Random musings, constructs, and ridiculous stuff.
This is an exercise in focus. Oftentimes while working on a story I will find myself stuck, lost in the worries of my "day job", or getting my bills paid and addressed, or what I can find to eat, or the barking dog across the street, or even which direction to take the project before me. I can't focus on the story because I have too many intrusions on my thoughts. Things that seem important, but really are only showing up at that time to stop me from doing what I sat down at my keyboard to do. Write.
My car lurched to a halt in the dusty lot of an ancient and dilapidated filling station. The rear tire had blown out five miles earlier, and of course I had no spare, having used it on the other rear tire just two days ago. The tire was now gone, leaving a bent and battered steel rim. Yeah, I wasn't going any further on that.
The station was of course, closed, being the only landmark on a long, lonely stretch of road crossing the great plains of Kansas. The pumps were rusted and appeared broken, and the windows of the building were dusted over from long neglect.

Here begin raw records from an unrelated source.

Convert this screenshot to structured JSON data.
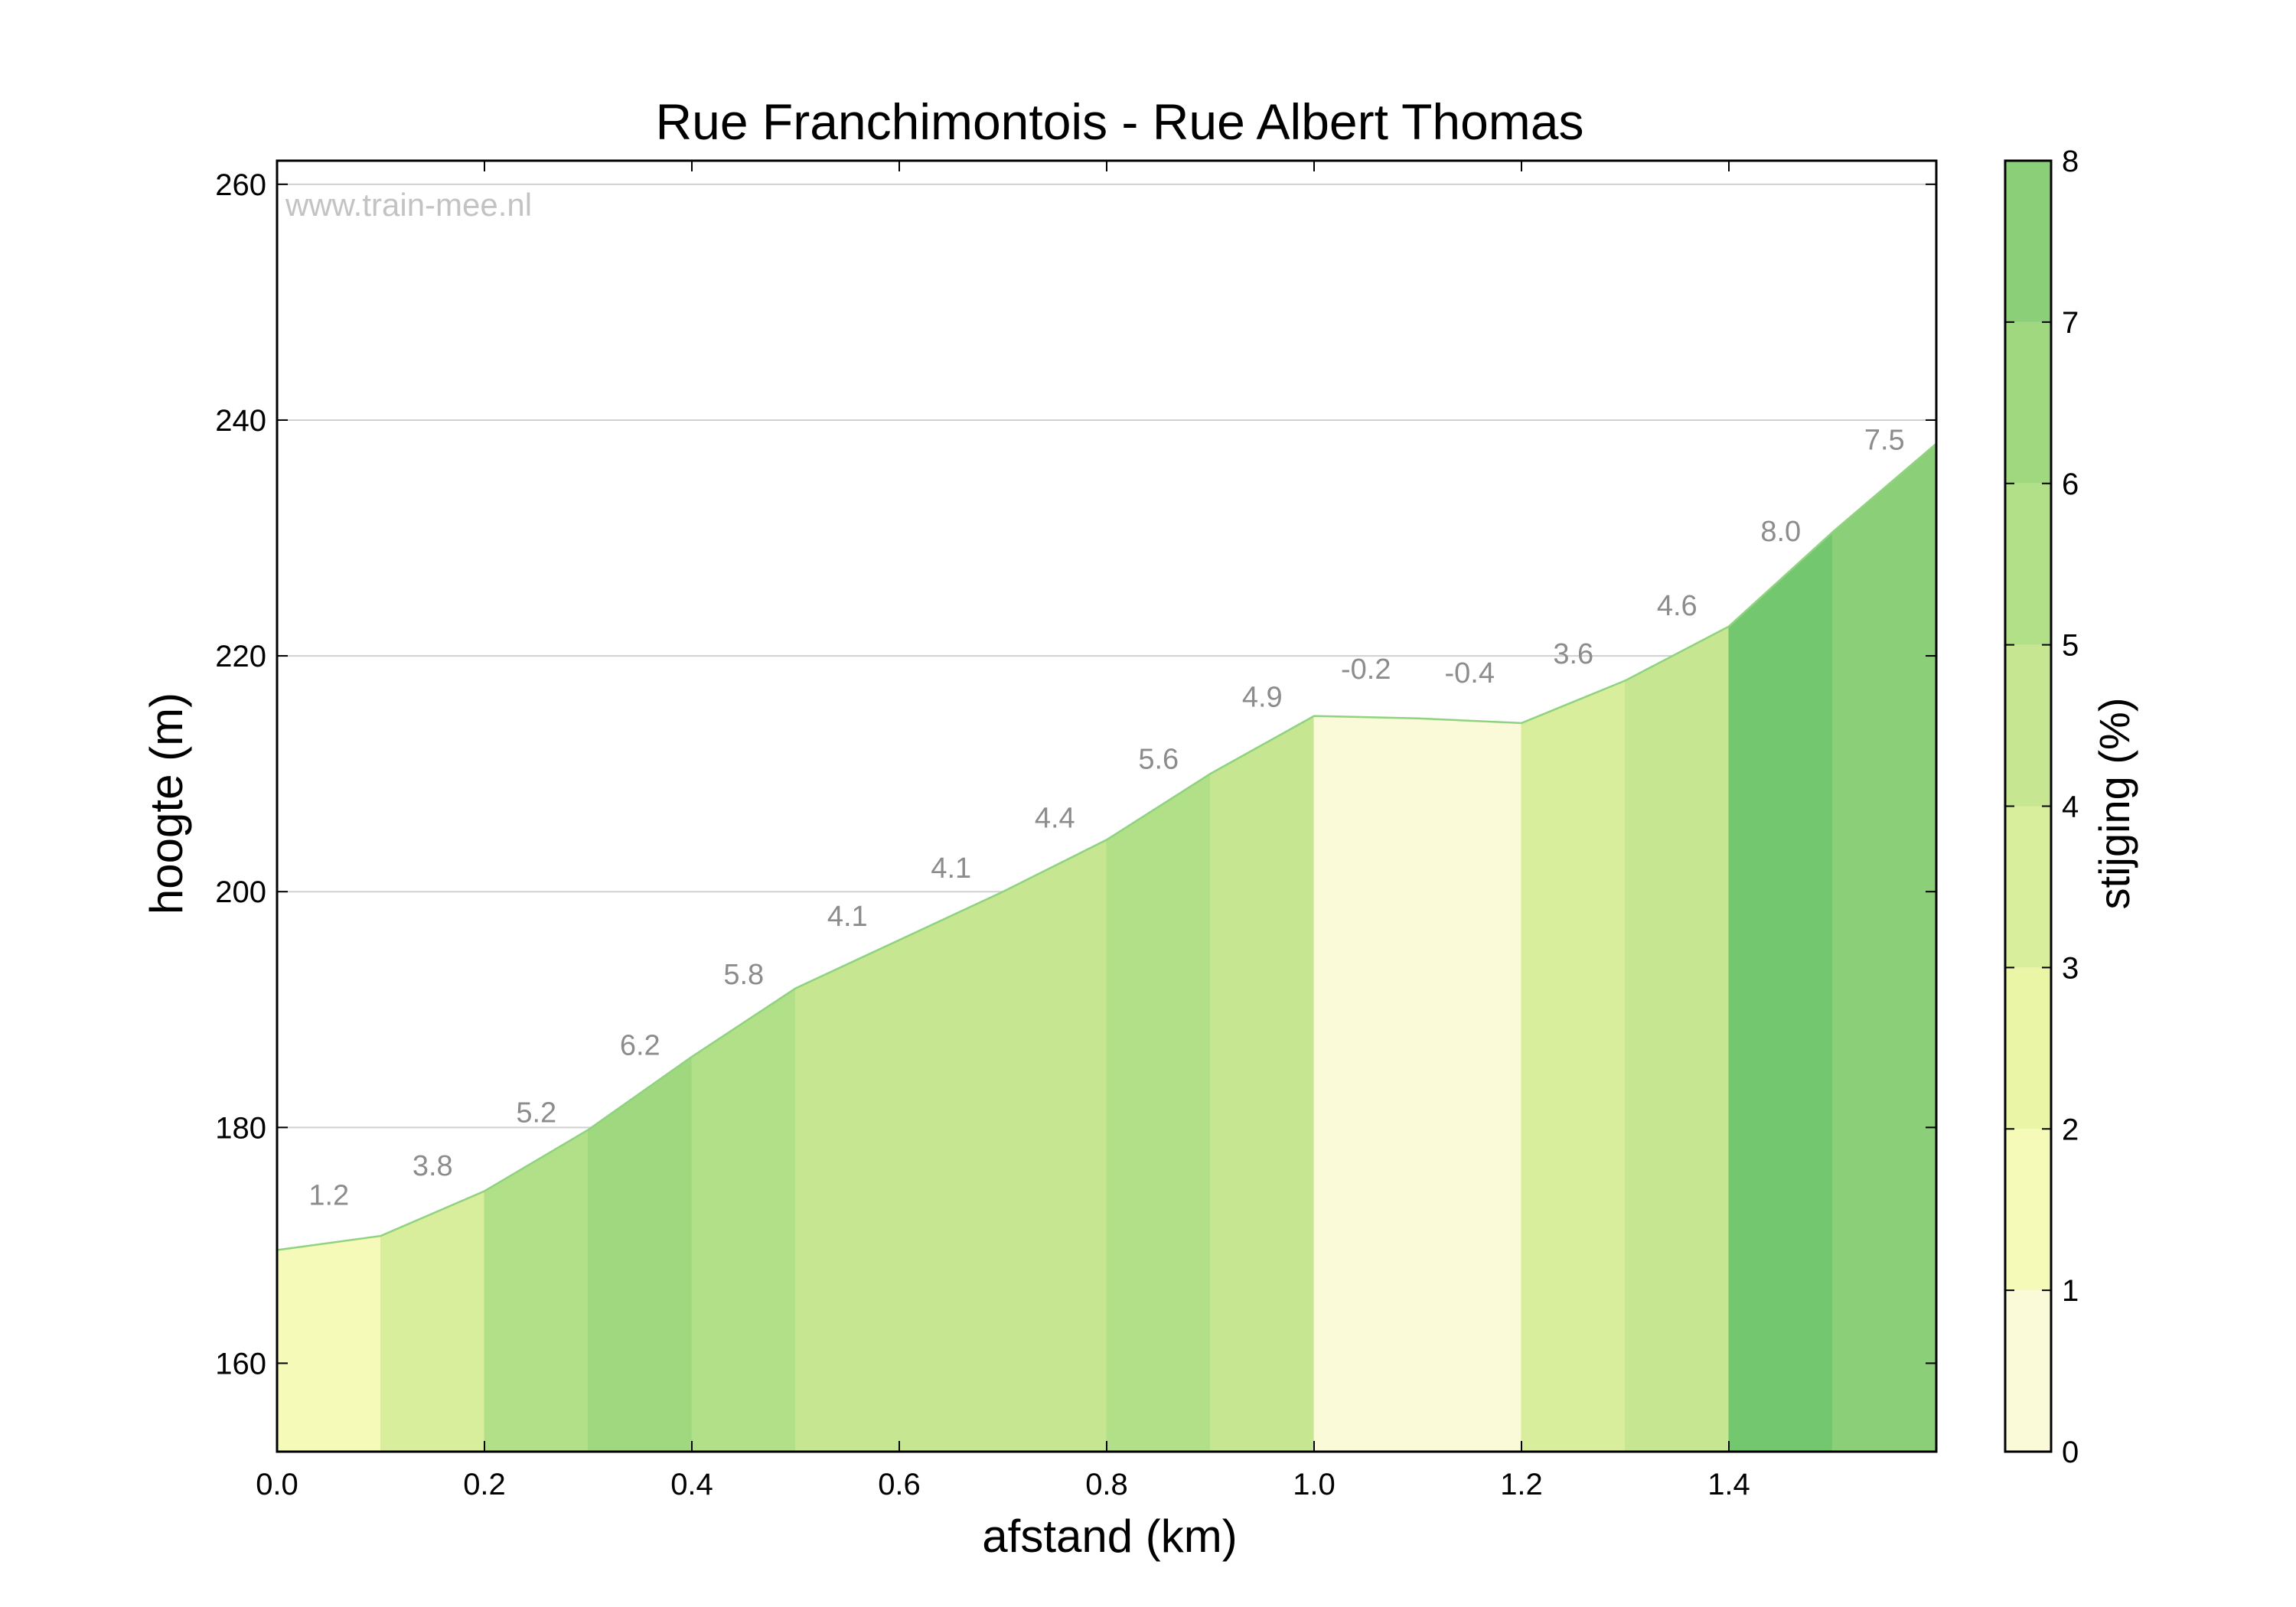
{
  "chart_data": {
    "type": "area",
    "title": "Rue Franchimontois - Rue Albert Thomas",
    "xlabel": "afstand (km)",
    "ylabel": "hoogte (m)",
    "colorbar_label": "stijging (%)",
    "watermark": "www.train-mee.nl",
    "xlim": [
      0.0,
      1.6
    ],
    "ylim": [
      152.5,
      262
    ],
    "x_ticks": [
      "0.0",
      "0.2",
      "0.4",
      "0.6",
      "0.8",
      "1.0",
      "1.2",
      "1.4"
    ],
    "y_ticks": [
      "160",
      "180",
      "200",
      "220",
      "240",
      "260"
    ],
    "grid": "horizontal",
    "profile": {
      "x": [
        0.0,
        0.1,
        0.2,
        0.3,
        0.4,
        0.5,
        0.6,
        0.7,
        0.8,
        0.9,
        1.0,
        1.1,
        1.2,
        1.3,
        1.4,
        1.5,
        1.6
      ],
      "y": [
        169.6,
        170.8,
        174.6,
        179.8,
        186.0,
        191.8,
        195.9,
        200.0,
        204.4,
        210.0,
        214.9,
        214.7,
        214.3,
        217.9,
        222.5,
        230.5,
        238.0
      ]
    },
    "segments": [
      {
        "from": 0.0,
        "to": 0.1,
        "grade": 1.2,
        "label": "1.2"
      },
      {
        "from": 0.1,
        "to": 0.2,
        "grade": 3.8,
        "label": "3.8"
      },
      {
        "from": 0.2,
        "to": 0.3,
        "grade": 5.2,
        "label": "5.2"
      },
      {
        "from": 0.3,
        "to": 0.4,
        "grade": 6.2,
        "label": "6.2"
      },
      {
        "from": 0.4,
        "to": 0.5,
        "grade": 5.8,
        "label": "5.8"
      },
      {
        "from": 0.5,
        "to": 0.6,
        "grade": 4.1,
        "label": "4.1"
      },
      {
        "from": 0.6,
        "to": 0.7,
        "grade": 4.1,
        "label": "4.1"
      },
      {
        "from": 0.7,
        "to": 0.8,
        "grade": 4.4,
        "label": "4.4"
      },
      {
        "from": 0.8,
        "to": 0.9,
        "grade": 5.6,
        "label": "5.6"
      },
      {
        "from": 0.9,
        "to": 1.0,
        "grade": 4.9,
        "label": "4.9"
      },
      {
        "from": 1.0,
        "to": 1.1,
        "grade": -0.2,
        "label": "-0.2"
      },
      {
        "from": 1.1,
        "to": 1.2,
        "grade": -0.4,
        "label": "-0.4"
      },
      {
        "from": 1.2,
        "to": 1.3,
        "grade": 3.6,
        "label": "3.6"
      },
      {
        "from": 1.3,
        "to": 1.4,
        "grade": 4.6,
        "label": "4.6"
      },
      {
        "from": 1.4,
        "to": 1.5,
        "grade": 8.0,
        "label": "8.0"
      },
      {
        "from": 1.5,
        "to": 1.6,
        "grade": 7.5,
        "label": "7.5"
      }
    ],
    "colorbar": {
      "range": [
        0,
        8
      ],
      "ticks": [
        "0",
        "1",
        "2",
        "3",
        "4",
        "5",
        "6",
        "7",
        "8"
      ],
      "colors": [
        "#fafad8",
        "#f5fab8",
        "#eaf5a5",
        "#d8ee9c",
        "#c6e692",
        "#b2e089",
        "#9fd87f",
        "#8ccf79",
        "#73c76f"
      ]
    },
    "colors": {
      "line": "#8fd27f",
      "grid": "#d0d0d0",
      "axis": "#000000",
      "grade_label": "#8c8c8c",
      "watermark": "#c3c3c3"
    }
  }
}
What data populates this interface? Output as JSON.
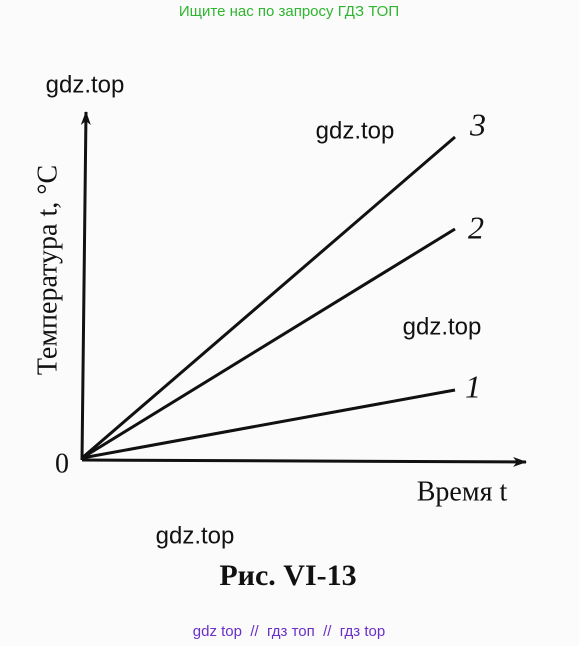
{
  "header": {
    "text": "Ищите нас по запросу ГДЗ ТОП"
  },
  "figure": {
    "y_axis_label": "Температура t, °C",
    "x_axis_label": "Время t",
    "origin_label": "0",
    "line_labels": [
      "1",
      "2",
      "3"
    ],
    "caption": "Рис. VI-13"
  },
  "watermarks": [
    "gdz.top",
    "gdz.top",
    "gdz.top",
    "gdz.top"
  ],
  "footer": {
    "text": "gdz top  //  гдз топ  //  гдз top"
  }
}
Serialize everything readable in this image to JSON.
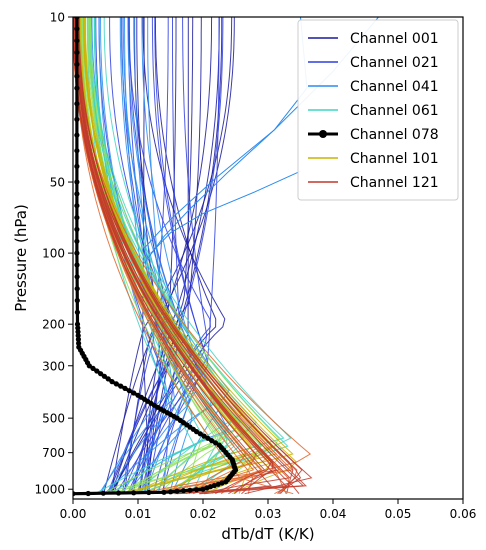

Fortunately, there was a payphone booth standing just outside the station. I opened my door and stepped out into freezing wind.
Hurrying toward the station with my jacket whipping about my shoulders, I stepped into the phone booth and uttered a short prayer. Please work. I lifted the receiver and heard only a soft ticking sound before I noticed the sticker on the phone: Insert 10 cents for dial tone. I dug in my pockets, producing several credit receipts and one dime.
Stuffing the receipts back in my pocket I paused, turning the dime over in the palm of my hand. The raised ridge around the outside edge was scarred, grooves cut into the metal and scraped across the surface, giving the image of Roosevelt a worried frown and a slashed eye. The scars tapered off just above the date, 1988. That was the year I'd graduated high school, and wrecked my Chevy Impala in a race up Twin Pines wash. The scars I'd received were far too similar to those of the dime. I pressed my hand closed over the coin for a moment. This dime was my twin, an echo from a painful past, but would now be my savior.
Closing my eyes I breathed a sigh filled with memories. I opened my hand to deposit the coin, but it was gone! It had stuck to the side of my finger and was now coming loose. Slipping from my grasp it caught briefly in my shirt tail, then bounced off my knee to the floor of the booth where it rolled in a quick circle, then disappeared through a small grate.
That is what something as simple as a dime can do. Spark the imagination. Now that my creative juices are flowing again I can continue my project.
It doesn't have to be a dime. You can use anything you like, a safety pin, a small box of doodads, a rock. Simple is good, unique is better. Look at your item and think, 'I wonder where this has been before', then write about it. Call it your fire starter.
More Stuff!
Sparks
Some time ago I was playing around with one of those free website builders, just to see how it worked. After choosing a scheme and drag-n-dropping a picture or two, I needed to add some content. Hmm, what to add? Clutter tends to grow on my desk like weeds after a Spring rain, and among that pile of dusty notes, cables, clips (and a squeeze ball), my eye happened upon a lone dime.
Hey, there you go, why not write about a dime?
Well, I didn't keep that free site since it was so much cookie-cutter (and wow do they like up-selling), but I did keep my dime tale. So hey, what better to serve as my inaugural post?